Semantic versioning is strongly recommended, with special attention to how version numbers signal protocol changes. A server that changes a tool's name or removes a tool should increment its major version number, because existing user configurations will break. Adding new tools or new optional parameters is a minor version change. Bug fixes are patches.

// package.json versioning with protocol compatibility note
{
  "name": "my-integration-mcp",
  "version": "2.1.0",
  "description": "MCP server for My Integration API",
  "keywords": ["mcp", "mcp-server", "model-context-protocol"],
  "engines": {
    "node": ">=18.0.0"
  },
  "mcpMetadata": {
    "specVersion": "2025-03-26",
    "transport": ["stdio", "http"],
    "capabilities": ["tools", "resources"]
  }
}

Writing useful tool descriptions for AI discoverability: This is the most commonly neglected aspect of community MCP servers, and the most impactful for practical usability. A model's ability to choose the right tool in the right situation depends almost entirely on the quality of tool descriptions.
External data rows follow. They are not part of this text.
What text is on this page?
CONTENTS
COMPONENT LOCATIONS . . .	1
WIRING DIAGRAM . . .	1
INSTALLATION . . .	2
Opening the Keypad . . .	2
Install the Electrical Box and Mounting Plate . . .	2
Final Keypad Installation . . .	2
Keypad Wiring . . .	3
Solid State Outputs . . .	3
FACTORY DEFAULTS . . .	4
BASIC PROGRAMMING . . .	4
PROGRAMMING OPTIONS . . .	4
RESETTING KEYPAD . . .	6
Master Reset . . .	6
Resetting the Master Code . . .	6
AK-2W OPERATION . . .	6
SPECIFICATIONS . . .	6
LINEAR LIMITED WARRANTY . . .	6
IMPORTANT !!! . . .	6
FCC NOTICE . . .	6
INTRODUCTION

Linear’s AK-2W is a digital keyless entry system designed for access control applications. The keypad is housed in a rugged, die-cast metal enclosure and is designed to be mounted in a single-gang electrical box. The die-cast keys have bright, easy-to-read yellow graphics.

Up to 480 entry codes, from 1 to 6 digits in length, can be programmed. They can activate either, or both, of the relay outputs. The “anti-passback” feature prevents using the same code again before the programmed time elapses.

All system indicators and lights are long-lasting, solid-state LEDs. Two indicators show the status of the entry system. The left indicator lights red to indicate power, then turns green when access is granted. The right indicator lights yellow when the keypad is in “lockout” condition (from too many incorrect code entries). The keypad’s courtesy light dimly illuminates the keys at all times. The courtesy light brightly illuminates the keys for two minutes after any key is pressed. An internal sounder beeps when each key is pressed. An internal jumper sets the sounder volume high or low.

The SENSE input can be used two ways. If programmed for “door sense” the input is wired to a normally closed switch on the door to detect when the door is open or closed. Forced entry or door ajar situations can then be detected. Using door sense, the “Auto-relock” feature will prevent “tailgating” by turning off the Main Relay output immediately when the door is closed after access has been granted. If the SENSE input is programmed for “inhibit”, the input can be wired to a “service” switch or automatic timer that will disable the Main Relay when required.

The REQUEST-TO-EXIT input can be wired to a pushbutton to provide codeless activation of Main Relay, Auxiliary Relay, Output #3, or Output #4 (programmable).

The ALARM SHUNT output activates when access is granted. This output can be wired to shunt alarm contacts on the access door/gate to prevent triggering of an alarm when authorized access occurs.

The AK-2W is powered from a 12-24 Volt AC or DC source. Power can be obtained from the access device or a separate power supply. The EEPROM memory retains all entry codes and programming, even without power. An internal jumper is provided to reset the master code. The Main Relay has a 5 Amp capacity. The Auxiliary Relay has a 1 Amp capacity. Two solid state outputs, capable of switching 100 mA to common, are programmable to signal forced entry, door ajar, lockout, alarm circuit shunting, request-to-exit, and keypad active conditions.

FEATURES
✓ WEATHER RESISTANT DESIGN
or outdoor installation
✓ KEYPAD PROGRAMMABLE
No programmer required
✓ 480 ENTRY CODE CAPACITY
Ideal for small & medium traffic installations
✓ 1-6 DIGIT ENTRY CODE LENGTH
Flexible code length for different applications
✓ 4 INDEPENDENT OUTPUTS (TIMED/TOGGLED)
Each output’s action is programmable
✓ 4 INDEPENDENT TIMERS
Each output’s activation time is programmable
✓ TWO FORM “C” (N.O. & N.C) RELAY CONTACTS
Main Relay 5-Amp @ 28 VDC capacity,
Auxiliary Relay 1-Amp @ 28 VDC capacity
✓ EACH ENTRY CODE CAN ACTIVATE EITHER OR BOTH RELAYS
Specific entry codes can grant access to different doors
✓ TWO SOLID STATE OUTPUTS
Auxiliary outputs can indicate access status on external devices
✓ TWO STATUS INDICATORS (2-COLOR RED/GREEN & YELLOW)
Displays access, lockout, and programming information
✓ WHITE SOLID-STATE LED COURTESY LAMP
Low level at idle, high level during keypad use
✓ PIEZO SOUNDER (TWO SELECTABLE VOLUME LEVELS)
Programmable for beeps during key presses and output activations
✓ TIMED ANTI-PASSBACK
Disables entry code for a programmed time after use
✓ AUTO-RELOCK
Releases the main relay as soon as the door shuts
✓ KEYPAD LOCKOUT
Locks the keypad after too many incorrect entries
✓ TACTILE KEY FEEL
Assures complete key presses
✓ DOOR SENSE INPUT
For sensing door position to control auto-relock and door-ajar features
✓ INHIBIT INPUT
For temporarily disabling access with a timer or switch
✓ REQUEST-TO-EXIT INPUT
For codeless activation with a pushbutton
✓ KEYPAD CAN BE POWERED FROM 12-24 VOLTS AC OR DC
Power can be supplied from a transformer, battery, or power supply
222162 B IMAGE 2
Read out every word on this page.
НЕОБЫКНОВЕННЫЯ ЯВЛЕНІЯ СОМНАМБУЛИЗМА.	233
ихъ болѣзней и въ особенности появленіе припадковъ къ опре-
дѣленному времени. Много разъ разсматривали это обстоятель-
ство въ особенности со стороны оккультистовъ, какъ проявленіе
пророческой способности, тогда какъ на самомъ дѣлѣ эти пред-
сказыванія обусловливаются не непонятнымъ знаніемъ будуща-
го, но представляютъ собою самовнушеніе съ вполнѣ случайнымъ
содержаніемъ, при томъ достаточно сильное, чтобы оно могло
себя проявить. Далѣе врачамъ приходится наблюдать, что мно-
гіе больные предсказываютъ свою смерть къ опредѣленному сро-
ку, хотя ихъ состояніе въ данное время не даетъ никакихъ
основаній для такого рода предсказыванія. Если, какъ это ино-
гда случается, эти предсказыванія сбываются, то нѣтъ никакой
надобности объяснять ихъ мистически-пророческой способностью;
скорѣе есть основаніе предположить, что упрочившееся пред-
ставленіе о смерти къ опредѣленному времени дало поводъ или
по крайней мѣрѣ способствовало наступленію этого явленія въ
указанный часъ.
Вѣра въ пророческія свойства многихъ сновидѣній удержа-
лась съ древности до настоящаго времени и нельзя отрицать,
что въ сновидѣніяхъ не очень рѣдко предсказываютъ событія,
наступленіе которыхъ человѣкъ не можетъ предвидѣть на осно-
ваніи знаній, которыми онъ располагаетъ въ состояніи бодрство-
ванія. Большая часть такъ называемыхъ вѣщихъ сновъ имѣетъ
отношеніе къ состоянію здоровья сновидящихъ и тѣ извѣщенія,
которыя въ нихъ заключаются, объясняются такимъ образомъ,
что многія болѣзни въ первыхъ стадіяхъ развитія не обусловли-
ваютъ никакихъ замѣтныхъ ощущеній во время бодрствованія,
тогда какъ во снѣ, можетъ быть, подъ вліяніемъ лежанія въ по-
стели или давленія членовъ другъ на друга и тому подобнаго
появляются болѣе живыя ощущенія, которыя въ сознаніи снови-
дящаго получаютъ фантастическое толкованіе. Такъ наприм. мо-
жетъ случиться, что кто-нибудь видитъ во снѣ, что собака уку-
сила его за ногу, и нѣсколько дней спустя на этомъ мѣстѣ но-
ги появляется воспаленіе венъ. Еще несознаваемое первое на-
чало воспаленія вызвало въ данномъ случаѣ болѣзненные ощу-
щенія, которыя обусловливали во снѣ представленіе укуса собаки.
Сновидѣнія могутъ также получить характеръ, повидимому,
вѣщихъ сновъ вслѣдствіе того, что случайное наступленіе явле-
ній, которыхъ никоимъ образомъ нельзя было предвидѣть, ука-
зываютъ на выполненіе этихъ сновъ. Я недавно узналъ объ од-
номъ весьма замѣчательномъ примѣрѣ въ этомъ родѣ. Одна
"description": "Gets data from the API"

"description": "Retrieve a paginated list of deployment events for a specific service
and environment. Use this when the user asks about recent deployments, deployment
history, or whether a specific version has been deployed to a given environment.
Returns up to 50 events per page with timestamps, deployer identity, and rollback status."

Tips
- Write your tool descriptions by asking: "What would a developer search for in documentation that would lead them to use this tool?" Use those search terms and phrases in the description. Models search tool descriptions similarly to how humans search documentation.
- Add a CHANGELOG.md to your MCP server repository and keep it updated with each release. Users who depend on your server need to know what changed when they upgrade — especially any tool renames or schema changes that require configuration updates.
- Implement a --version CLI flag in your MCP server. When developers are debugging integration issues, knowing the exact server version running is the first troubleshooting step. Make it easy.
- Consider adding a diagnose or ping tool to your MCP server that verifies connectivity to the underlying service and returns the current authentication status. This provides instant feedback when a user's credentials expire or the target service is unreachable, without requiring a real tool call to discover the problem.